Eventually Aravis realized that Cor still couldn't read, and took matters into her own hands. "This is the letter A," she told him, sketching its shape in the damp earth at the bottom of a local gorge. "It starts my name. This is the letter B. It starts Bree's name. This is the letter C."
"My name?" Cor asked, having seen that written on several dreadfully official-looking documents when Father had called the Great Council to affirm that he was, indeed, the long-lost prince rather than an ambitious pretender (though they had stopped short of actually confirming him as Father's heir).
"Yes," said Aravis, giving him a glimpse of her bright, flashing smile - her true smile, not the softer one she used for everyday manners. "Now. This is the letter D."
She spent a week teaching him his letters and some ways to sound out simple words. Then Aravis declared herself done and told Cor the only way to improve was through practice - "just like swords and riding and anything else worth learning" - and handed him a copy of the Great Chronicle of Archenland which she had borrowed from the castle library. "You should learn the history of the country you're going to rule," she said. "Ignorant princes are weak. Weak princes lose wars. I will not return to Calormen in chains."

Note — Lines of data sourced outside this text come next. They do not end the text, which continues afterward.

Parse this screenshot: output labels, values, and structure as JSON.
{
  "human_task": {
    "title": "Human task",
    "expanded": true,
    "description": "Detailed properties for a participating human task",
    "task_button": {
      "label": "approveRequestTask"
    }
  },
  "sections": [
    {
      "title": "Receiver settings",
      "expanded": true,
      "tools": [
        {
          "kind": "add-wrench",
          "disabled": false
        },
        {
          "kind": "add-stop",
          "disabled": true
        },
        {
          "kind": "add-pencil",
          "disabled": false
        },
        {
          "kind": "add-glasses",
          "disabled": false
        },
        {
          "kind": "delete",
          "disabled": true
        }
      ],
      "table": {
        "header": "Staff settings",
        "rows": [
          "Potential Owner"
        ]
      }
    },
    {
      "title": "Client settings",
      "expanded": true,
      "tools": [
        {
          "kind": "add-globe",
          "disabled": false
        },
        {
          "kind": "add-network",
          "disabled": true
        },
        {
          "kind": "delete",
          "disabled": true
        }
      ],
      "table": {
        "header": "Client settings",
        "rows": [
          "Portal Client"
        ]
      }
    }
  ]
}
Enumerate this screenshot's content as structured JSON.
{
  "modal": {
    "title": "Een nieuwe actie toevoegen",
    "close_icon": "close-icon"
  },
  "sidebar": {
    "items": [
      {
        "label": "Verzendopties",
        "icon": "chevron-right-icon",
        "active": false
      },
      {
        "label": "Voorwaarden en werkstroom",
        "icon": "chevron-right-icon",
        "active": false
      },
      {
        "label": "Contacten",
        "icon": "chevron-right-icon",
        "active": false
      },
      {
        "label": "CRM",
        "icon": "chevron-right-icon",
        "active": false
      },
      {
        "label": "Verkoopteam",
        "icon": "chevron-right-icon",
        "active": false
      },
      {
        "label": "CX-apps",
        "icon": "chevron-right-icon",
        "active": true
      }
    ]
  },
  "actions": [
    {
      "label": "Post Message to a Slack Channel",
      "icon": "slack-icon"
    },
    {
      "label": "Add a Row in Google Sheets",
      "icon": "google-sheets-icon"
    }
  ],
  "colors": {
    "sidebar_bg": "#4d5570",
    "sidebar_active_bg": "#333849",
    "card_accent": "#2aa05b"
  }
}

Cor began muddling his way through the chronicle that afternoon.
It was slow going. The book began as the day to day record of the first settlers, under King Col the First, and mostly concerned things such as the distribution of firewood and the construction of log houses. It continued through the establishment of other villages and keeps, the creation of the Great Council to write laws and ratify or strike down the king's decrees, and endless dithering about hunting rights and boundary lines.
Cor took to using the book as an insomnia cure. Two pages a night sent him to sleep like a pinched-out wick.
Now he was beginning to think that might not have been the best idea, since he couldn't remember enough of what he'd read to have the slightest idea why Father had said it was out of the question for him to marry Aravis, nor why the few nobles he'd asked about royal weddings had recoiled at the thought of her as his bride, nor why the old rumors of his incompetence and unsuitability to inherit had once again started hissing around the corridors of Anvard, the way they had swirled thick as blackflies in the first years after he and Aravis had come north from Calormen.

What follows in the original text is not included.